TORONTO - Tibor Kiss and his family were among the last members of the public to visit the Canadian Air and Space Museum Saturday after a decision to close the doors ecxept to allow volunteers to pack up the artifacts.
“We heard that it was being closed down and it looks like we came just in time,” Kiss said as he took sons Ryan, 4, and Jason, 14-months on a tour. “I wanted to bring the family here before it shut down.”
The Kiss’ were among several families who showed up at Downsview Park on Saturday to view the thousands of pieces of national aviation artifacts that range from a full-size Avro Arrow replica, the Canadarm and a replica of Canada’s first
satellite, the Alouette 1.
More than 200 concerned museum members, who also act as volunteers, were at a meeting to decide their next move after being told by landlord Downsview Park they had six months to leave.
Museum chairman Ian McDougall said a lock for their door was changed and volunteers will be allowed into the museum only to pack.
The museum was behind on its rent by about $100,000 and had gone through several management changes.
He sent $22,000 in cheques to the museum’s landlord in early September but received the money back on Sept. 14, McDougall said.
“They are putting us out of business,” McDougall told members. “They are putting us in a position were we will be real lucky if we can succeed.”
He said the museum had to cancel several major upcoming fundraisers, shows and school tours.
“We were told our charity status is being looked at,” McDougall said. “From now on we only have access to the buiding to move and pack “
The museum has been in a Carl Hall Rd. building on the former Canadian Forces Base Downsview for about 14 years and has drawn hundreds of thousands of visitors.
Downsview Park, a Crown corporation, has plans to demolish all but the
façade of the building, and turn it into a skating rink complex.
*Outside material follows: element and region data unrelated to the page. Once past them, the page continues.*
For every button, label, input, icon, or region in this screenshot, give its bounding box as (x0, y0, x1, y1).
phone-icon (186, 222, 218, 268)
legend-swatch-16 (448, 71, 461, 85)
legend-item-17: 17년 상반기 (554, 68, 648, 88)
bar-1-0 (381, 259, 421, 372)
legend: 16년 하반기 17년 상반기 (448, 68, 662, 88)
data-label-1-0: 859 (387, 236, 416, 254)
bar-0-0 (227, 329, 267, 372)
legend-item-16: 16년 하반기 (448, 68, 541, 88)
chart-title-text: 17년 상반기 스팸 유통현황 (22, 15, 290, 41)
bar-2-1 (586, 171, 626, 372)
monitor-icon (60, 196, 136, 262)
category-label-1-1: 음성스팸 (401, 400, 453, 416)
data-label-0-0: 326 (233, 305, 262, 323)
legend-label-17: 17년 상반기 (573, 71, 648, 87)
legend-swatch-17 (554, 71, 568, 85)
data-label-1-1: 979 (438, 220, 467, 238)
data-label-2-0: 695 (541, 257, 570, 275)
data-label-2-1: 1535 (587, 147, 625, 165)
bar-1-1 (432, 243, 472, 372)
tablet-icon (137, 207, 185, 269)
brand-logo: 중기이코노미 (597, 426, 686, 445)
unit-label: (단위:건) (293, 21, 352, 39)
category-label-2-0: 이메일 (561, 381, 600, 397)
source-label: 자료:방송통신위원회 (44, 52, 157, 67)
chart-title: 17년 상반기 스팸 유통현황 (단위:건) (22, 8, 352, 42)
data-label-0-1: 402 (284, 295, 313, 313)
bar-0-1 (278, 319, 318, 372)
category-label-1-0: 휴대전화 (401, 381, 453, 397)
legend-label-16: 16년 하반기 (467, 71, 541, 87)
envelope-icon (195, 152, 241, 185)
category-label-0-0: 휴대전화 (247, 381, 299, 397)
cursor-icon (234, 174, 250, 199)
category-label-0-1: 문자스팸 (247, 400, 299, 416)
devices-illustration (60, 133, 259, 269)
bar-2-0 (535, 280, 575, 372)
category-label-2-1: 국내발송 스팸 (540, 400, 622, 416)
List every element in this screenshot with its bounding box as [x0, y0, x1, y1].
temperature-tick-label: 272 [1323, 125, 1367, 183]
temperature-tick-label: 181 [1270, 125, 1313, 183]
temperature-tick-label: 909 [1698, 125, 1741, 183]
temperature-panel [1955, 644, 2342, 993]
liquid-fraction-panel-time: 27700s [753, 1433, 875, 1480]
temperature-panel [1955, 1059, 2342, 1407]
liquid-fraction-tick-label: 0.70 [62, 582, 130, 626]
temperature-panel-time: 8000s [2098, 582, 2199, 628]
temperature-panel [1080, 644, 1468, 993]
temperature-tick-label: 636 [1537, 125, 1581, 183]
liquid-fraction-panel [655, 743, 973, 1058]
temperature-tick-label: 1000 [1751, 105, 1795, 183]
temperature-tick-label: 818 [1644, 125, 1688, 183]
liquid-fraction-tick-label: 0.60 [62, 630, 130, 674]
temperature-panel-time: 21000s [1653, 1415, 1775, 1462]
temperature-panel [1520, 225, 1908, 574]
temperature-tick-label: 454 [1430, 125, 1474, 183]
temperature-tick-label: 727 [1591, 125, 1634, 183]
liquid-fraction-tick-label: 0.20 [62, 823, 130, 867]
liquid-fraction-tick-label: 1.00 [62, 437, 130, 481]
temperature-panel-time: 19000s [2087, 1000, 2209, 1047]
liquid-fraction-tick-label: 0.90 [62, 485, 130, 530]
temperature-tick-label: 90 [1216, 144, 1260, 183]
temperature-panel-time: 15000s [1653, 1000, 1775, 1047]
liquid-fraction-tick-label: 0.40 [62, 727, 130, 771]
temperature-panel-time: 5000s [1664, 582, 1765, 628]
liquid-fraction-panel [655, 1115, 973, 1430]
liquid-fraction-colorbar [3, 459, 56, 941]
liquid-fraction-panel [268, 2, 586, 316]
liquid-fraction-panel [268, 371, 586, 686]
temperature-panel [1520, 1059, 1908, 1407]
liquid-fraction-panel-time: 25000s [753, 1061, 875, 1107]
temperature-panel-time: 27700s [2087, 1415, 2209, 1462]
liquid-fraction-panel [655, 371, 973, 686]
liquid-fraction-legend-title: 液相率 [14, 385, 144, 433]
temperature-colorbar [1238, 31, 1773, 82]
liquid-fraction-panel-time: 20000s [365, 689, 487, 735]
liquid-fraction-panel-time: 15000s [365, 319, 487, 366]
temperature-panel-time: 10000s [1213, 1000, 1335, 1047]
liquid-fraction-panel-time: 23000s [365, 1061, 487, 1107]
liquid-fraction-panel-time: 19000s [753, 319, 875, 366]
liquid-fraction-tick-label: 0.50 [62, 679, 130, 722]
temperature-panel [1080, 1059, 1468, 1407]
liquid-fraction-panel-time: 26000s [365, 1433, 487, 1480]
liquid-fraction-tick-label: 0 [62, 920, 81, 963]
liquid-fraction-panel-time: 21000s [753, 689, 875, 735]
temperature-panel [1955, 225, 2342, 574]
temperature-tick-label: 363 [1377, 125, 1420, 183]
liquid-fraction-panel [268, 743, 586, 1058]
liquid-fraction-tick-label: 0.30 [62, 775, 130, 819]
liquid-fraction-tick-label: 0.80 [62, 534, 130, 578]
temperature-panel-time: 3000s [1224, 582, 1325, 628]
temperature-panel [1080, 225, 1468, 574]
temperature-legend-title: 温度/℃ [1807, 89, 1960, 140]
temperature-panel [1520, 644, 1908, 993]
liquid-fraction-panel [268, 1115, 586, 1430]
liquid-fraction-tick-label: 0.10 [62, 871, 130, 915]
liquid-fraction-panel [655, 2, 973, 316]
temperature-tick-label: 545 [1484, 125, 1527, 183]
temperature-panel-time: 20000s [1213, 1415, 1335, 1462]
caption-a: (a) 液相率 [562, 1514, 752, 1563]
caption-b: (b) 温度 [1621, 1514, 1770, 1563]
The park is undergoing changes including the development of a new sports facility, a sustainable community and a subway station.
Leonard Levy, 90, a World War II veteran who flew 32 missions on a Lancaster Bomber, was given a standing ovation by club members.
“We have to preserve our aviation history for the younger people to see,”Levy said. “We have to tell them our story.”
Business owner Sherry Draisey, who owns Good Vibrations Engineering in another unit of the building, said she was also given six months to leave.
“It is very upsetting and disappointing,” Draisey said. “We work in aerospace and moved here to be near the museum.”
Rick Shousha said he drove all-night from Montreal to deliver a hand-made model of the first airplane to fly over Toronto in 1911, the Bleriot X1.
“I drove all the way here to present them with the model,” Shousha said. “I wanted to give it to them before the place closed down.”
Downsview Park officials couldn’t be reached for comment.